Malgré le troublant rapport sénatorial sur la torture, le prochain président américain pourrait réactiver le programme par décret. L'ex-vice-président Cheney et d'autres républicains le défendent d'ailleurs encore. Mais leur bricolage moral s'effondre sous le poids de ses contradictions.

Le débat oppose les principes aux conséquences. Pour les principes, la cause est entendue. La torture dégrade les victimes et déprave les bourreaux.

Mais l'analyse des conséquences est plus complexe. Certains défendent la torture sous prétexte qu'elle peut sauver des vies, par exemple en révélant un attentat imminent. C'était l'argument de la CIA.

Le rapport le démolit. On y apprend que les informations obtenues sous la torture étaient inutiles ou fausses. Les détenus disaient n'importe quoi pour que la douleur cesse.

Loin d'aider les États-Unis, la torture leur a probablement nui. L'histoire démontre qu'elle se métastase. On finit par l'utiliser par vengeance ou sadisme, comme à Abu Ghraib. Les deux camps sont déshumanisés.

De plus, elle met en danger les Américains à l'étranger, donne des munitions aux autres États qui torturent leurs ennemis, et enfin sert d'outil de recrutement pour les terroristes. C'est ainsi que l'Égyptien Sayyid Qutb, grand-père spirituel de Ben Laden, s'était radicalisé en prison.

Les partisans de la torture n'ont tout de même pas été convaincus par le rapport, rédigé par des démocrates. Pour eux, il existe encore un «si». C'est la fameuse hypothèse de la bombe à retardement: une bombe est sur le point d'exploser sur Times Square. Un détenu possède une information qui permettrait de la désamorcer, et il refuse de parler...

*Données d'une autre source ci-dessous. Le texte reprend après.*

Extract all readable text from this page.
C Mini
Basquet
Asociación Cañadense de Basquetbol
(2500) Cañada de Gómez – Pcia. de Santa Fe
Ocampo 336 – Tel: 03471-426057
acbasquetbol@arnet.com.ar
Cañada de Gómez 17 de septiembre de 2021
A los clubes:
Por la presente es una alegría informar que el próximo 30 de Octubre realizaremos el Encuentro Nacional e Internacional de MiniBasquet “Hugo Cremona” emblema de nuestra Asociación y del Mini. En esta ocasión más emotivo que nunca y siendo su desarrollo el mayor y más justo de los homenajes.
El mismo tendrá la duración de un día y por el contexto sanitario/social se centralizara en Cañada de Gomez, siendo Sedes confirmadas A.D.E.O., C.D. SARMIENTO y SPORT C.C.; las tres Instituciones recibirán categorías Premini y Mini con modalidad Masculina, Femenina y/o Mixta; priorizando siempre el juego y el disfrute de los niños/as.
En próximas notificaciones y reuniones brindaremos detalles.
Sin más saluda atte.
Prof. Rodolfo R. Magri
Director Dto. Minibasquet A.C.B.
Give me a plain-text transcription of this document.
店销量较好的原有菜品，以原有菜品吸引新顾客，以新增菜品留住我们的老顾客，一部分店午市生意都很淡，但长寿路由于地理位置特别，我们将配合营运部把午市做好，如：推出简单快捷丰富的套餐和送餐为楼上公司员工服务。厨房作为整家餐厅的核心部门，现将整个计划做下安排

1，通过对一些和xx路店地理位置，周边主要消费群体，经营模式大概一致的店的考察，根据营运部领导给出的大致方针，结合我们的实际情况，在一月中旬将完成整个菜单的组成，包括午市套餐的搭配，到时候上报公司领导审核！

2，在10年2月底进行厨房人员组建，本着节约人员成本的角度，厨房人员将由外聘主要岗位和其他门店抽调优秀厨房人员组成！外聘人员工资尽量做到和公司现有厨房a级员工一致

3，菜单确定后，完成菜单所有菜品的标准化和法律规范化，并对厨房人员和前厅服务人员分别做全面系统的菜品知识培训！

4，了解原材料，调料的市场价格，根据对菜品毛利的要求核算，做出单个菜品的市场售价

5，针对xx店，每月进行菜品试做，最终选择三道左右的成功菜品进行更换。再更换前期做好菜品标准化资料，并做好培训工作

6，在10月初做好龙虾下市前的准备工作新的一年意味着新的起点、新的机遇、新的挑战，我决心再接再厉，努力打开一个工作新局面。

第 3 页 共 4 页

Si on accepte de tuer au nom de la légitime défense, pourquoi ne pas torturer pour sauver des innocents? C'est le calcul utilitaire proposé entre autres par le juriste Alan Dershowitz. Selon lui, la politique ne consisterait pas à choisir entre une bonne et une mauvaise solution. Ce serait plutôt le choix du moins néfaste.

Ces apologistes de la torture réfléchissent dans les hauteurs de l'abstraction théorique. Le rapport sénatorial les ramène au niveau du plancher. Dans la réalité, là où la certitude n'existe pas.

Les interrogateurs ignorent beaucoup de choses: si la menace est réelle et imminente, si le détenu possède l'information cherchée et s'il l'a toute dite, ou s'il faut continuer à le faire souffrir. La seule certitude, c'est l'inhumanité de la torture. Curieusement, la réhydratation rectale ou la simulation de noyade n'apparaissent jamais dans les arguties des théoriciens...

En plus des problèmes pratiques, l'hypothèse de la bombe à retardement comporte un second problème: elle ne s'est jamais posée, à part dans des téléséries comme 24. D'ailleurs, le doyen de l'Académie militaire West Point a déjà demandé en vain aux producteurs de ne plus inventer ces scénarios farfelus.

Peut-être, un jour, que l'hypothèse improbable de la bombe à retardement se posera. L'histoire jugerait alors le bourreau. Mais cautionner la torture, même sous des circonstances extrêmes, c'est aussi cautionner les dérives.